1. As recentes eleições presidenciais merecem uma atenta reflexão por várias razões. Em primeiro lugar, uma reflexão sobre os critérios de acesso à candidatura. Como se viu, a exigência de 7.500 assinaturas não pode ser critério para aceder a uma candidatura desta importância. Por maior respeito que me mereçam todos os candidatos, a verdade é que candidaturas houve que não reuniam as condições mínimas para uma função desta importância. Um dos candidatos, por exemplo, quase não saiu da sua terra, durante a campanha, certo de que os telejornais, por imperativo legal, lhe garantiriam projecção nacional. Outro não foi mais do que uma mera projecção das câmaras de televisão para consumo dos telejornais. Uma eleição destas – a fazer-se, nestes termos – deveria exigir um processo de filtragem no acesso à candidatura muito mais complexo.
2. Depois, o problema do discurso dos candidatos. Tendo o PR competências muito reduzidas (dissolver o Parlamento, vetar ou promulgar diplomas), quase todas elas de registo negativo, coloca-se o problema do discurso: que programa? A verdade é que o seu programa, no essencial, consiste em cumprir e fazer cumprir a constituição. Mas, assim sendo, o programa acaba por se reduzir à própria figura do candidato, essa sim importante para aquelas que são as verdadeiras funções do Presidente: interpretar a identidade nacional, promover o equilíbrio político-institucional, vigiar pelo cumprimento da constituição, garantir a livre dialéctica política democrática. Ou seja, a verdadeira função presidencial confunde-se com a própria figura do Presidente e não só enquanto órgão unipessoal que é. Mas, assim sendo, justificar-se-á uma eleição directa e por sufrágio universal? Eu creio que não.
3. Outra questão que resultou destas eleições foi a da representação política. Continuam os partidos a interpretar as expectativas políticas dos cidadãos ou representam estas eleições uma ruptura nesta lógica? Parece que sim, que estamos a viver uma ruptura, vistos os resultados, sobretudo à esquerda. O caso mais flagrante foi o de Manuel Alegre, que, em vez de somar, subtraiu – em apoios que numericamente correspondiam (tendo em conta as sondagens) a cerca de 40% do eleitorado, pelo menos. Mas não menos flagrante foi o caso de Fernando Nobre: como se explica que este candidato tenha obtido o dobro dos votos do candidato apoiado por uma organização como o PCP? E isto para não falar do candidato virtual Manuel Coelho, que consegue obter 4.5% dos votos expressos.

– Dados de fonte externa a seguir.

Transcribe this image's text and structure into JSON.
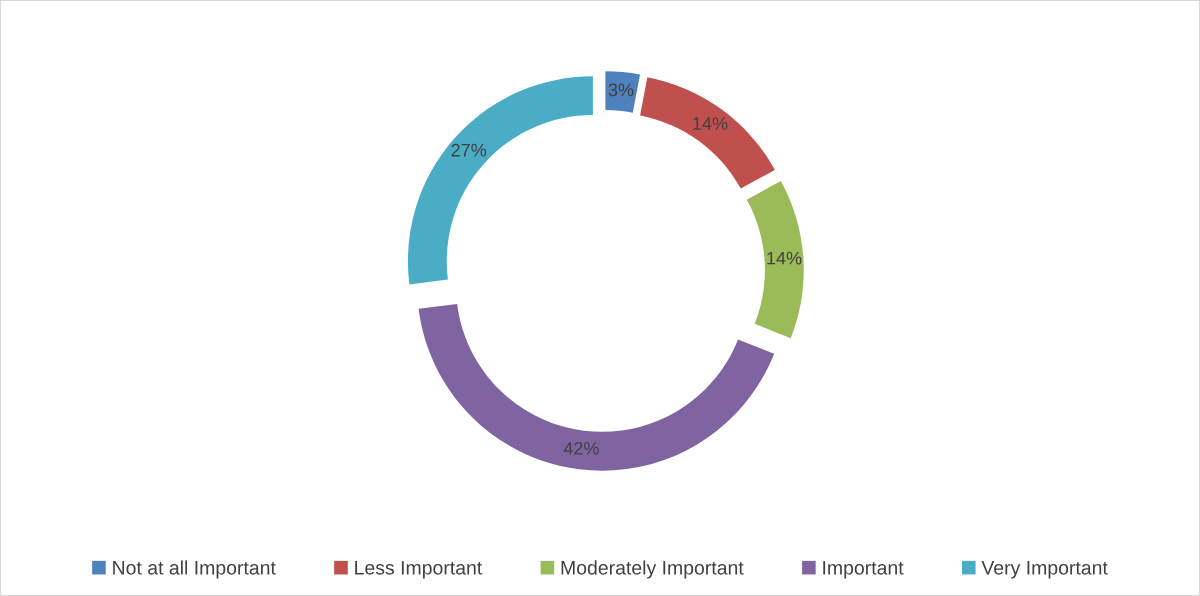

4. É claro que há em tudo isto uma variável que hoje é decisiva em política: a comunicação e os seus suportes. Acabou o tempo em que a política funcionava sobretudo a partir da sua componente orgânica. Como se viu nestas eleições, a dominante é a variável comunicacional. E os partidos têm de compreender isto. Ou seja, não poderão continuar a funcionar centrados nas suas estruturas orgânicas, alheados do que se passa cá fora. É por isso que se torna urgente introduzir primárias nas eleições internas dos grandes partidos para que estes possam incorporar e traduzir politicamente os reais movimentos políticos que estão a emergir.
5. São muitos os problemas com que se defronta a política, hoje. A começar pelos efeitos da globalização e pela crescente dependência dos Estados-Nação em relação aos fluxos globais, por exemplo, os fluxos financeiros. Por outro lado, parece que a política ainda não saiu do velho paradigma orgânico, convertendo-se apenas à lógica comunicacional na óptica da velha comunicação instrumental, da comunicação de massas. Não compreende, assim, que o novo paradigma já está em condições de gerar novos fenómenos políticos que são resistentes às velhas categorias. A recente campanha presidencial constituiu, neste sentido, um exemplo extremamente rico.
6. Não vivemos, portanto, deste ponto de vista, tempos gloriosos. Mas a verdade é que, para ter confiança no futuro, é necessário ler, com boas chaves descodificadoras e críticas, os tempos que vivemos, porque, de outro modo, nunca será possível sair das crescentes dificuldades que estão a surgir, mesmo nas democracias mais consolidadas.